Пользуясь отсутствием родителей, я будил младших братьев и сестер, вынимал заветное яйцо из буфета, что было строжайше запрещено, ибо картинки не всегда соответствовали нормам тогдашней морали, и мы любовались волшебным зрелищем до прихода родителей с диспута. Тогда в детстве принадлежность этой игрушки к обыденному привычному миру не вызывало сомнений, позднее, однако, обдумывая свою жизнь, я всякий раз приходил к мысли о невозможности научного объяснения феномену подобного рода.
Будучи у нас в гостях, мой друг ударом трости разбил чудесное яйцо, чтобы избавить меня от соблазнов поисков Истины в метафизической сфере.
Надо сказать, что уже при первой встрече на вокзале отец, мельком взглянув на моего друга, лишь холодно кивнул и более с ним не общался, хотя был человеком общительным, гостеприимным и терпимым ко всякому инакомыслию, а спорил не из желания во что бы то ни стало оспорить собеседника, но ради Истины. Он не терпел только небрежного отношения гостей к экспонатам своей коллекции, к коим никому не разрешал прикасаться. Вскоре после моего отъезда отец написал мне письмо, в котором ни словом не упомянул о происшедшем, хотя, как я узнал впоследствии, с ним случился сердечный приступ, как только он узнал о потере любимой игрушки. Он пересказывал подробности очередного спора с отцом Евстихием, поделился соображениями по поводу современной политики, рассказал пару придуманных им историй, а в заключение посоветовал втирать золотую пыль в грифельную доску, пока ее поверхность не покроется налетом позолоты. «После чего необходимо, набравши побольше воздуха в легкие, выдохнуть на доску, и в туманном мареве можно увидеть все, что нужно тебе в сей момент.

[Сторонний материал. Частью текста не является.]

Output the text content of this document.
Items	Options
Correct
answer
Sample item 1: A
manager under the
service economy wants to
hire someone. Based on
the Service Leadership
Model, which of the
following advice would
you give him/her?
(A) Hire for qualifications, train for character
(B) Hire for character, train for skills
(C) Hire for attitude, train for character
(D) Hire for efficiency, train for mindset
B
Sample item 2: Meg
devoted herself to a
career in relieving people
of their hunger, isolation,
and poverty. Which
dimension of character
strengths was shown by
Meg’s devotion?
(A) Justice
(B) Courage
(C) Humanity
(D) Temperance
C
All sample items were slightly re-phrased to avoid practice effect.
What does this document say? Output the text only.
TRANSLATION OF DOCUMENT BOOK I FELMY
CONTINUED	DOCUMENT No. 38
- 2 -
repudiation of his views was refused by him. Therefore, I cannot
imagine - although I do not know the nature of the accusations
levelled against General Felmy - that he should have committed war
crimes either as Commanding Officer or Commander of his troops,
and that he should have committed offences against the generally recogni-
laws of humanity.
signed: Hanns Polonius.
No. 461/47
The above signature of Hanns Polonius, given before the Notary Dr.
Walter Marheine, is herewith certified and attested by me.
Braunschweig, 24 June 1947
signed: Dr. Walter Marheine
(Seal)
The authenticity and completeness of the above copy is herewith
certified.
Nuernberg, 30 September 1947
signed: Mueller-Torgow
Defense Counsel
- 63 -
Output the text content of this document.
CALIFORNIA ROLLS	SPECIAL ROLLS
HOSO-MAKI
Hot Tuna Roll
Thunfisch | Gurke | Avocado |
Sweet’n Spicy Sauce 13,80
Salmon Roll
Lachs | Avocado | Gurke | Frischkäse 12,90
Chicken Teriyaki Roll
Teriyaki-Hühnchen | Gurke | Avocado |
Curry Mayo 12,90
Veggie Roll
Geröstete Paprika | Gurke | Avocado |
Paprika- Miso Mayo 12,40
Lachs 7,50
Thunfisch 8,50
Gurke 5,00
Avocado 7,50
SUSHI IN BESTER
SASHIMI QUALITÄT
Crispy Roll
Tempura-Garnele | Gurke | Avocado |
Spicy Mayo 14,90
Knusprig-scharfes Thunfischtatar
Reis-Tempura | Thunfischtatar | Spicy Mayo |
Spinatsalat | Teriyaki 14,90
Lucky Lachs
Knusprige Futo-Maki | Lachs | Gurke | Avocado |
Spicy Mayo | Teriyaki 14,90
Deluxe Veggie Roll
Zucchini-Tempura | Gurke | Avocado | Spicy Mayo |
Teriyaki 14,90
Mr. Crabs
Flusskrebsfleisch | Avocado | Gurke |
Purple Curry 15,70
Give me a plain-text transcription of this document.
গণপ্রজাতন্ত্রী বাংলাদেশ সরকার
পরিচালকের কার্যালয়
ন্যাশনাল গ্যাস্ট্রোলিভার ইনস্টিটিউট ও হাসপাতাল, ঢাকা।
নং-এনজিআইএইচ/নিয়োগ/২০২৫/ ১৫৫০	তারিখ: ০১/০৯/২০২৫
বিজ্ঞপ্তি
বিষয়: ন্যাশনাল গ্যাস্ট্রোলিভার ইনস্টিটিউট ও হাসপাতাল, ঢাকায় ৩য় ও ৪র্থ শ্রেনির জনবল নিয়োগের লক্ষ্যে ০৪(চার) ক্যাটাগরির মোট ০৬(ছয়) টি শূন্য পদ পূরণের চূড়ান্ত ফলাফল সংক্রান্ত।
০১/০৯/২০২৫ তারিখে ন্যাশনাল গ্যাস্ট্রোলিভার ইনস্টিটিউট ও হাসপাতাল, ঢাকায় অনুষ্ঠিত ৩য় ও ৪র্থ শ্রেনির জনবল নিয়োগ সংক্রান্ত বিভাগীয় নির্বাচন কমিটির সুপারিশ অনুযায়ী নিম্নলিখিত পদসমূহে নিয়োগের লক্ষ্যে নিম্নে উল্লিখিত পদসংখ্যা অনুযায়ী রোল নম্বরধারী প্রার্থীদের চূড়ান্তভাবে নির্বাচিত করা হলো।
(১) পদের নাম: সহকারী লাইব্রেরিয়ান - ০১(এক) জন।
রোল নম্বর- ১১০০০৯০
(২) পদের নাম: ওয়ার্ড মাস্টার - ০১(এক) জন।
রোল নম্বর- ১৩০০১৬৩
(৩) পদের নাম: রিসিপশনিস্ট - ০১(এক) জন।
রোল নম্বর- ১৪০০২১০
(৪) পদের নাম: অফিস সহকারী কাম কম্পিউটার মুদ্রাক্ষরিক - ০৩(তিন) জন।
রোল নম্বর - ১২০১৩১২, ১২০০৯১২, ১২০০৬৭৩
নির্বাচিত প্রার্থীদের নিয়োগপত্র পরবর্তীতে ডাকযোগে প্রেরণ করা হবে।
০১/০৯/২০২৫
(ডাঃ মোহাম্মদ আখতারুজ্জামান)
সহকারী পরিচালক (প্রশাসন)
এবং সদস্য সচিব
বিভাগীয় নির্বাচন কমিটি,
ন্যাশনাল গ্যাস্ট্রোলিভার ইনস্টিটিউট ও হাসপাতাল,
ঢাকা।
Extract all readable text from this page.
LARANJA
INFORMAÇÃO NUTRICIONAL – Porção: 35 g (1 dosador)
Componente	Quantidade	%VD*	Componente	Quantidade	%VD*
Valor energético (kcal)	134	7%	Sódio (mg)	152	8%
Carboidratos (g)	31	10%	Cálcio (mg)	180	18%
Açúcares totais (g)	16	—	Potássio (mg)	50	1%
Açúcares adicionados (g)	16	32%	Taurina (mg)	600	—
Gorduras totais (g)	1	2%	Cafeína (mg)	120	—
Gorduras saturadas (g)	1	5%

На следующий день пришло письмо с сообщением о смерти отца. Можно сказать, что только смерть отца впервые заставила меня усомниться во взглядах, которые проповедовал мой друг, да и не только он, но и все общество в те далекие годы. Однажды я вырвал из рук моего друга трость, ту самую, которой он разбил хрустальное сердце отца, и сломал. Поводом послужил разбитый им как бы невзначай витраж в доме одного из меценатов, который в соответствии с модой тех лет поддерживал революционеров.
– Нет, – сказал мне мой друг, усмехнувшись, – ты не станешь настоящим революционером.
– Стыдно, молодой человек, так сокрушаться из-за ерунды, – томным голосом заявил хозяин дома. – Наш друг делает символические жесты, и рушатся хрупкие стены старого мира.
– Что бы вы сказали, если бы совершил такой жест я или, скажем, лакей?
Он ответил с явным неудовольствием:
– Во-первых, вы находитесь в тени вашего прелюбопытнейшего друга, а во-вторых, оно же – и во-вторых: что позволено королю, то не позволено лакею. Короче, революция по плечу героям, а не плебеям.
– Но герои совершают революцию ради плебеев, как будто?
Но он склонился над угольями камина, чтобы зажечь сигарету или уклониться от ответа, не зная о том, что в 18-м году матросы загонят его штыками в огонь того же самого камина.
– А ты сентиментален, оказывается, – сказал мне мой друг на обратном пути. – Эдак ты обвинишь меня в смерти отца.
В те годы быть сентиментальным было равнозначно предательству, и я стал говорить о том, что тоже совершил символический жест, чтобы вызвать хозяина дома на откровенность. Короче, я сам себя пытался убедить в цинизме.
– Да, это так, – снисходительствовал мой друг. – Я слышал, как ты поддел хозяина дома, этого по-декадентски мещанствующего слизняка. Мы расстреляем таких, как он, в первую очередь.
– Как расстреляем? За что?
– Не за что, нужно спрашивать, а… для чего. Но если не хочешь услышать неподходящий ответ, лучше не спрашивай.
– И все же.
– Чтобы лакей, о котором ты упомянул, занял место своего хозяина во дворце.
– Какое же место мы займем при дворце его величества пролетариата?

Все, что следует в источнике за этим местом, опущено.